Ryan Wallace wrote:
> Richard Huxton wrote:
>> Failing that, where I've had many (a dozen) different sources but want
>> to search them all I've built a textsearch_blocks table with columns to
>> identify the source and have triggers that keep it up to date.
>
> Once you've built the text search blocks table, how do you search it? Do you
> perform
> twelve separate queries or can you just do one?
OK, you have a table something like:
fulltext_blocks ( section varchar(32), itemid int4, words tsvector,them PRIMARY KEY (section, itemid)
)
Now assume two of the things I search are "news" and "faqs". I'm
assuming they've both got a simple serial pkey - if not, "itemid" above
needs to be text and you'll have to cast.
For each target table (news, faqs) add a trigger that updates
fulltext_blocks appropriately. This can include weighting title and body
of a news article.
Then, search the fulltext_blocks table, optionally filtering by section.
If you're going to have lots of results put the ids into a (perhapd
temporary) results-table.

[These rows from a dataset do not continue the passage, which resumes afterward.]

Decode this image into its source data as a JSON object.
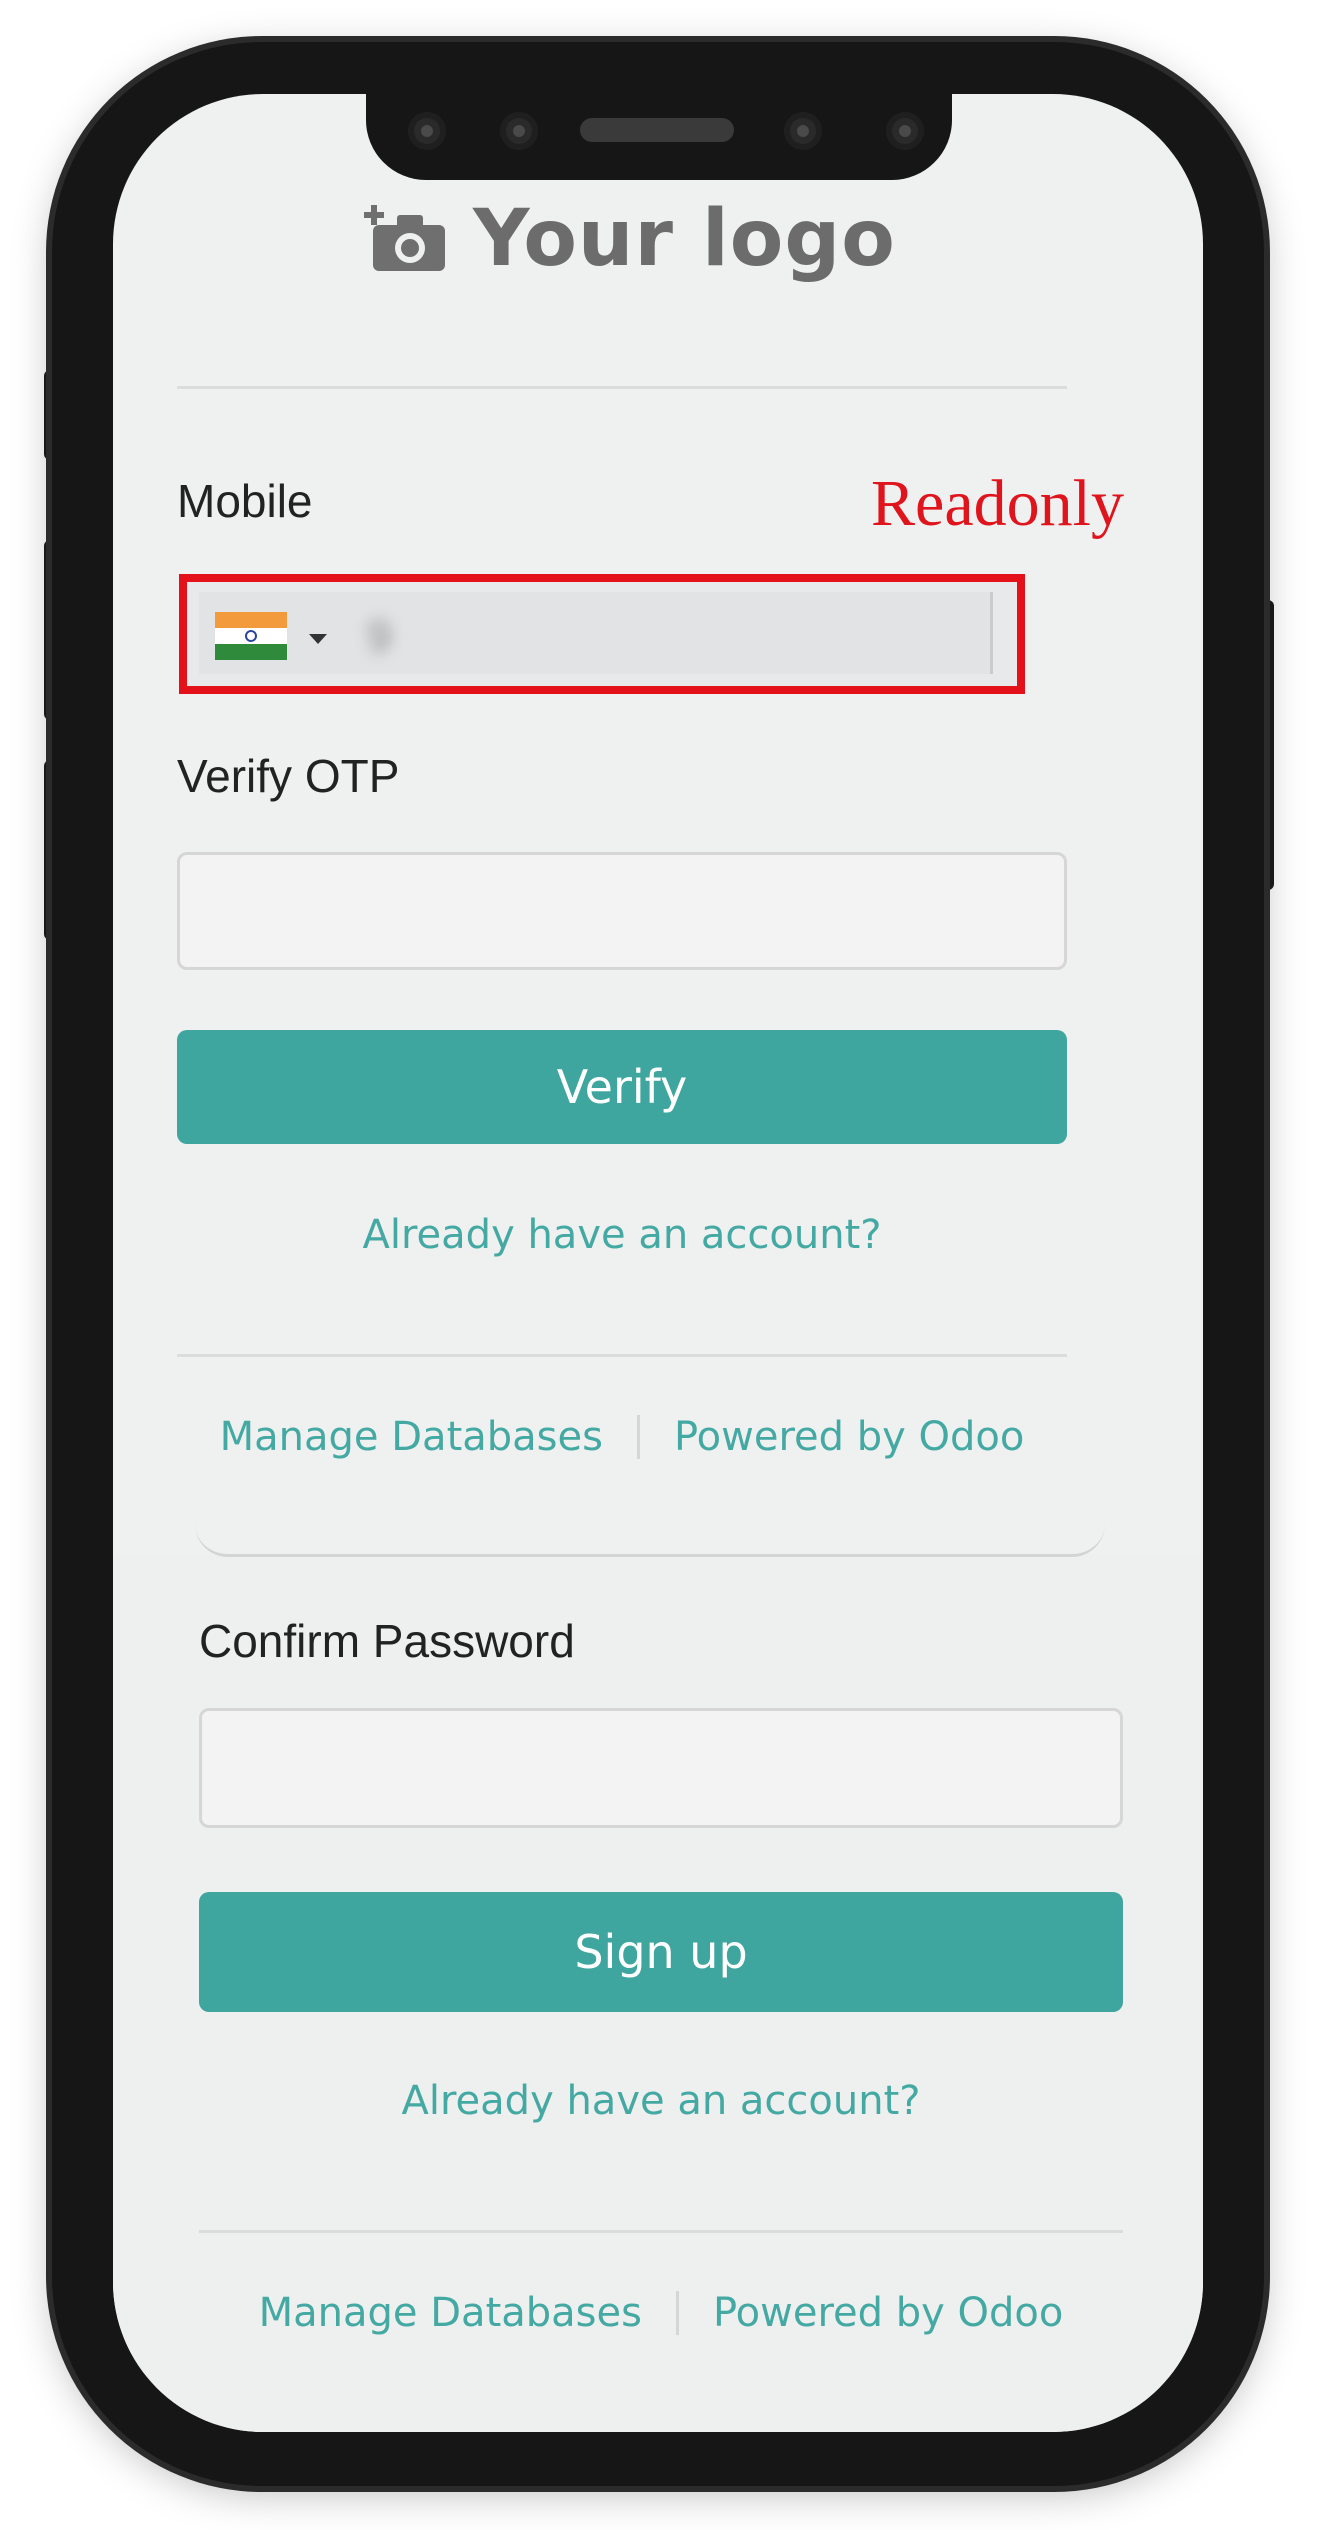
{
  "logo": {
    "icon": "camera-plus-icon",
    "text": "Your logo"
  },
  "annotation": {
    "readonly_label": "Readonly",
    "color": "#e0141c"
  },
  "signup_form": {
    "mobile": {
      "label": "Mobile",
      "country_flag": "india-flag-icon",
      "value": "9"
    },
    "verify_otp": {
      "label": "Verify OTP",
      "value": ""
    },
    "verify_button": "Verify",
    "already_account_link": "Already have an account?"
  },
  "footer_top": {
    "manage_databases": "Manage Databases",
    "powered_by": "Powered by Odoo"
  },
  "lower_form": {
    "confirm_password": {
      "label": "Confirm Password",
      "value": ""
    },
    "signup_button": "Sign up",
    "already_account_link": "Already have an account?"
  },
  "footer_bottom": {
    "manage_databases": "Manage Databases",
    "powered_by": "Powered by Odoo"
  },
  "colors": {
    "accent": "#3fa59f",
    "link": "#45a9a3",
    "highlight_border": "#e4111b"
  }
}
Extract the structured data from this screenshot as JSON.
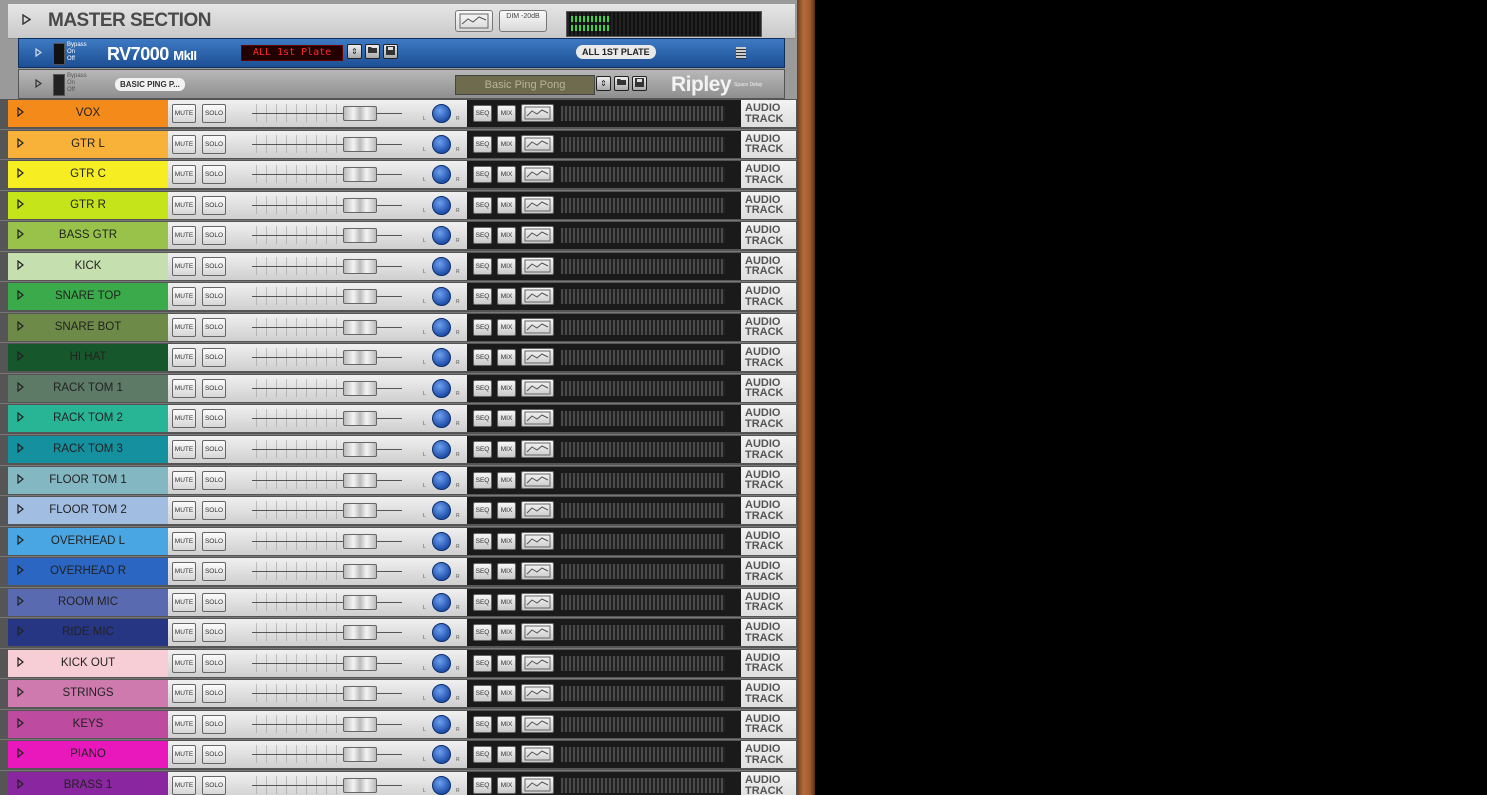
{
  "master": {
    "title": "MASTER SECTION",
    "dim_label": "DIM -20dB"
  },
  "rv7000": {
    "bypass_labels": [
      "Bypass",
      "On",
      "Off"
    ],
    "name": "RV7000",
    "name_suffix": "MkII",
    "patch_display": "ALL 1st Plate",
    "patch_label": "ALL 1ST PLATE"
  },
  "ripley": {
    "bypass_labels": [
      "Bypass",
      "On",
      "Off"
    ],
    "tag": "BASIC PING P...",
    "patch_display": "Basic Ping Pong",
    "brand": "Ripley",
    "brand_sub": "Space Delay"
  },
  "labels": {
    "mute": "MUTE",
    "solo": "SOLO",
    "seq": "SEQ",
    "mix": "MIX",
    "track_line1": "AUDIO",
    "track_line2": "TRACK"
  },
  "colors": {
    "rv_blue": "#2a64ad",
    "ripley_gray": "#a0a0a0",
    "meter_green": "#3cd34c"
  },
  "channels": [
    {
      "name": "VOX",
      "color": "#f48a1a"
    },
    {
      "name": "GTR L",
      "color": "#f8b23a"
    },
    {
      "name": "GTR C",
      "color": "#f6ee22"
    },
    {
      "name": "GTR R",
      "color": "#c6e41a"
    },
    {
      "name": "BASS GTR",
      "color": "#98c24a"
    },
    {
      "name": "KICK",
      "color": "#c6dfae"
    },
    {
      "name": "SNARE TOP",
      "color": "#3aaa4a"
    },
    {
      "name": "SNARE BOT",
      "color": "#6e8a48"
    },
    {
      "name": "HI HAT",
      "color": "#16572c"
    },
    {
      "name": "RACK TOM 1",
      "color": "#5d7a66"
    },
    {
      "name": "RACK TOM 2",
      "color": "#27b595"
    },
    {
      "name": "RACK TOM 3",
      "color": "#14909e"
    },
    {
      "name": "FLOOR TOM 1",
      "color": "#83b7c2"
    },
    {
      "name": "FLOOR TOM 2",
      "color": "#a2bde2"
    },
    {
      "name": "OVERHEAD L",
      "color": "#4aa6e2"
    },
    {
      "name": "OVERHEAD R",
      "color": "#2a66c2"
    },
    {
      "name": "ROOM MIC",
      "color": "#5a6ab0"
    },
    {
      "name": "RIDE MIC",
      "color": "#273683"
    },
    {
      "name": "KICK OUT",
      "color": "#f8ced6"
    },
    {
      "name": "STRINGS",
      "color": "#ce7aae"
    },
    {
      "name": "KEYS",
      "color": "#bd4ba0"
    },
    {
      "name": "PIANO",
      "color": "#e818bd"
    },
    {
      "name": "BRASS 1",
      "color": "#8a26a0"
    }
  ]
}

Then join your results back to the original
tables with the appropriate UNION (if you need to - it might be you
fetch results one at a time elsewhere in your app).
SELECT n.id, n.title, n.body
FROM news n JOIN results r ON n.id=r.id
WHERE r.section='news'
UNION ALL
SELECT f.id, f,question, f.answer
FROM faqs f JOIN results r ON f.id=r.id
WHERE r.section='faqs'
;
You'll probably want to set ownership/permissions on the triggers /
fulltext_blocks table so you can't accidentally update it directly.
In mine I even had a "documents" section which relied on an external
cron-driven script to strip the first 32k of text out of uploaded
documents (pdf,word) in addition to user-supplied metadata (title, summary).
Note - this is basically simulating what we could do if you could index
a view. The fulltext_blocks table is nothing more than a materialised view.